By Simeon Tassev, MD and QSA at Galix

There has been a dramatic increase in cybercrime activity this year, for a number of reasons. While the nature of the threat is nothing new, the volume of attacks and the number of vulnerabilities have both increased. This places financial institutions at risk of data breaches and non-compliance fines, both of which can be detrimental.

With remote workforces set to become the ‘new normal’ for the foreseeable future, it is imperative to ensure the right controls are in place to prevent data breaches. Data management policies are a critical element, both for preventing data loss events and for ensuring compliance with local and international data privacy legislations.

Why the increase in cybercrime?

Physical crime became harder to perpetrate as a result of lockdowns, which is one element driving criminals online. In addition, as the Work from Home (WFH) scenario arose, security vulnerabilities became increasingly apparent. This has particularly been a challenge in financial services, which have typically followed a very traditional, office-bound working model up to now.

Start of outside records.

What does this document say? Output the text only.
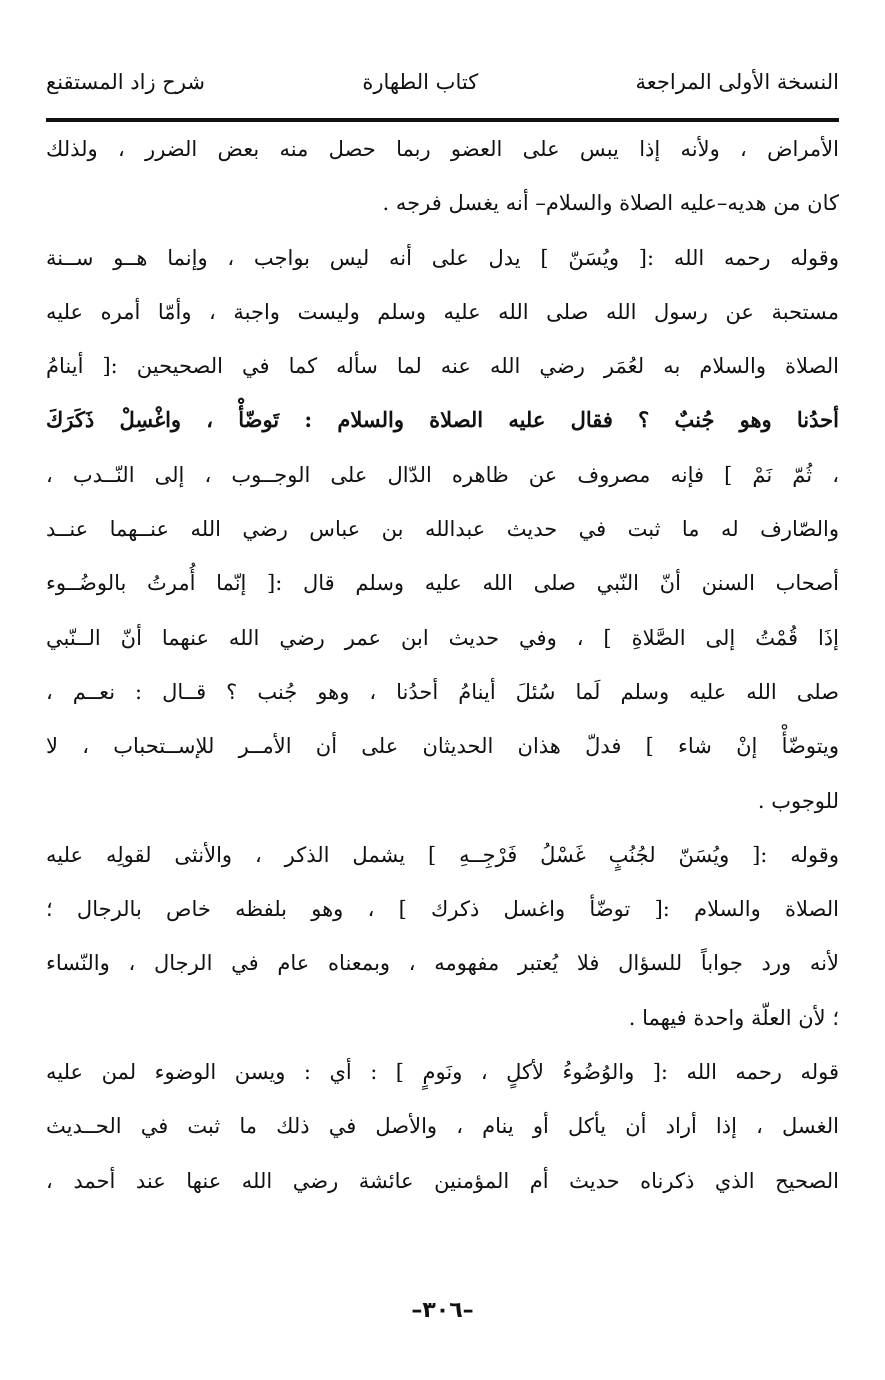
شرح زاد المستقنع	كتاب الطهارة	النسخة الأولى المراجعة
الأمراض ، ولأنه إذا يبس على العضو ربما حصل منه بعض الضرر ، ولذلك
كان من هديه–عليه الصلاة والسلام– أنه يغسل فرجه .
وقوله رحمه الله :[ ويُسَنّ ] يدل على أنه ليس بواجب ، وإنما هــو ســنة
مستحبة عن رسول الله صلى الله عليه وسلم وليست واجبة ، وأمّا أمره عليه
الصلاة والسلام به لعُمَر رضي الله عنه لما سأله كما في الصحيحين :[ أينامُ
أحدُنا وهو جُنبٌ ؟ فقال عليه الصلاة والسلام : تَوضّأْ ، واغْسِلْ ذَكَرَكَ
، ثُمّ نَمْ ] فإنه مصروف عن ظاهره الدّال على الوجــوب ، إلى النّــدب ،
والصّارف له ما ثبت في حديث عبدالله بن عباس رضي الله عنــهما عنــد
أصحاب السنن أنّ النّبي صلى الله عليه وسلم قال :[ إنّما أُمرتُ بالوضُــوء
إذَا قُمْتُ إلى الصَّلاةِ ] ، وفي حديث ابن عمر رضي الله عنهما أنّ الــنّبي
صلى الله عليه وسلم لَما سُئلَ أينامُ أحدُنا ، وهو جُنب ؟ قــال : نعــم ،
ويتوضّأْ إنْ شاء ] فدلّ هذان الحديثان على أن الأمــر للإســتحباب ، لا
للوجوب .
وقوله :[ ويُسَنّ لجُنُبٍ غَسْلُ فَرْجِــهِ ] يشمل الذكر ، والأنثى لقولِه عليه
الصلاة والسلام :[ توضّأ واغسل ذكرك ] ، وهو بلفظه خاص بالرجال ؛
لأنه ورد جواباً للسؤال فلا يُعتبر مفهومه ، وبمعناه عام في الرجال ، والنّساء
؛ لأن العلّة واحدة فيهما .
قوله رحمه الله :[ والوُضُوءُ لأكلٍ ، ونَومٍ ] : أي : ويسن الوضوء لمن عليه
الغسل ، إذا أراد أن يأكل أو ينام ، والأصل في ذلك ما ثبت في الحــديث
الصحيح الذي ذكرناه حديث أم المؤمنين عائشة رضي الله عنها عند أحمد ،
–٣٠٦–
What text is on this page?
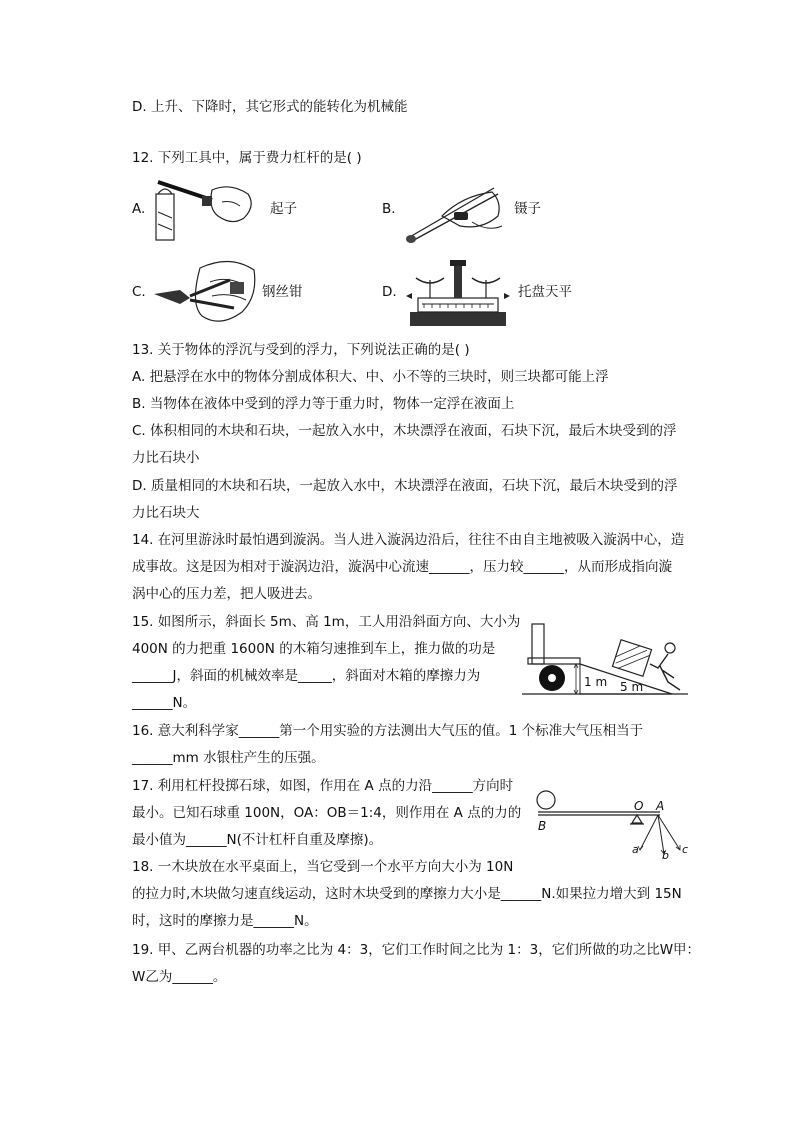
D. 上升、下降时，其它形式的能转化为机械能
12. 下列工具中，属于费力杠杆的是( )
A.	起子	B.	镊子
C.	钢丝钳	D.	托盘天平
13. 关于物体的浮沉与受到的浮力，下列说法正确的是( )
A. 把悬浮在水中的物体分割成体积大、中、小不等的三块时，则三块都可能上浮
B. 当物体在液体中受到的浮力等于重力时，物体一定浮在液面上
C. 体积相同的木块和石块，一起放入水中，木块漂浮在液面，石块下沉，最后木块受到的浮
力比石块小
D. 质量相同的木块和石块，一起放入水中，木块漂浮在液面，石块下沉，最后木块受到的浮
力比石块大
14. 在河里游泳时最怕遇到漩涡。当人进入漩涡边沿后，往往不由自主地被吸入漩涡中心，造
成事故。这是因为相对于漩涡边沿，漩涡中心流速______，压力较______，从而形成指向漩
涡中心的压力差，把人吸进去。
15. 如图所示，斜面长 5m、高 1m，工人用沿斜面方向、大小为
400N 的力把重 1600N 的木箱匀速推到车上，推力做的功是
______J，斜面的机械效率是_____，斜面对木箱的摩擦力为
______N。
1 m 5 m
16. 意大利科学家______第一个用实验的方法测出大气压的值。1 个标准大气压相当于
______mm 水银柱产生的压强。
17. 利用杠杆投掷石球，如图，作用在 A 点的力沿______方向时
最小。已知石球重 100N，OA：OB＝1:4，则作用在 A 点的力的
最小值为______N(不计杠杆自重及摩擦)。
B
O A
a b c
18. 一木块放在水平桌面上，当它受到一个水平方向大小为 10N
的拉力时,木块做匀速直线运动，这时木块受到的摩擦力大小是______N.如果拉力增大到 15N
时，这时的摩擦力是______N。
19. 甲、乙两台机器的功率之比为 4：3，它们工作时间之比为 1：3，它们所做的功之比W甲：
W乙为______。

In a typical past scenario, only a small percentage of staff required remote access, but now 100% of employees need this, and somewhere between 50 and 80% of staff will become permanent remote workers.

To ensure data protection, the remote workforce needs to be subject to the same controls as if they were in the office, which becomes challenging when employees may not necessarily be using company-owned infrastructure to connect. The focus therefore needs to shift from securing the perimeter, which is now undefined, to protecting the end points themselves, and increasing focus on other elements of security.

Control is key

The Virtual Private Network (VPN) is the mainstay of securing remote connections. While this remains important, it is not the entire picture. Access control becomes critical in a remote working scenario – you cannot simply permit all employees blanket access to the entire network. Access needs to be relevant, based on the role and tasks of the employees, and controls need to be enforced on a far more granular level.

These are not new, but now have to be enforced more strictly, with the principle of ‘need to know’ being applied effectively. It is impossible to enforce if financial institutions do not understand their data. In order to ensure appropriate access to the right data, data needs to be effectively classified – which requires data management to be in place.

Data management is the missing link for security and compliance

The biggest challenge is that many businesses do not know what data they have, where it is or what it means to the business. This in turn makes it impossible to effectively control access on a meaningful level. Data management is thus essential, not only for security purposes, but also compliance.

The Protection of Personal Information Act (PoPIA) and the General Data Protection Regulation (GDPR) both require that businesses understand their data and can access and remove it on request. This is impossible without data management in place, as well as processes to enable businesses to show they know where specific data is located. The WFH scenario complicates matters, as people are prone to saving files on desktops and in shared folders and creating multiple copies of documents. Having policies in place and then enforcing them is critical.

All about the process

There are financial penalties associated with non-compliance with PoPIA, and with GDPR, which are severe for South African businesses given the exchange rate. However, the reputational damage of a data breach can have even more devastating consequences that may be more far-reaching than a monetary fine.

It is imperative to focus on formally defining and documenting processes in such a way that if there are any gaps, they can be identified. It is also important to introduce additional checks and controls, as well as operational reviews, to ensure people have the right access at the appropriate level to enable them to do their job without compromising data security.

While there are tools available to assist, it all comes down to having the right processes in place around data management and security. Tools will simply augment this and provide checks to ensure adherence. The benefit, aside from facilitating compliance, is that data management also reduces all aspects of cyber risk. Managing risk is critical to surviving in the ‘new normal’, and data management and the right processes are at the heart of this.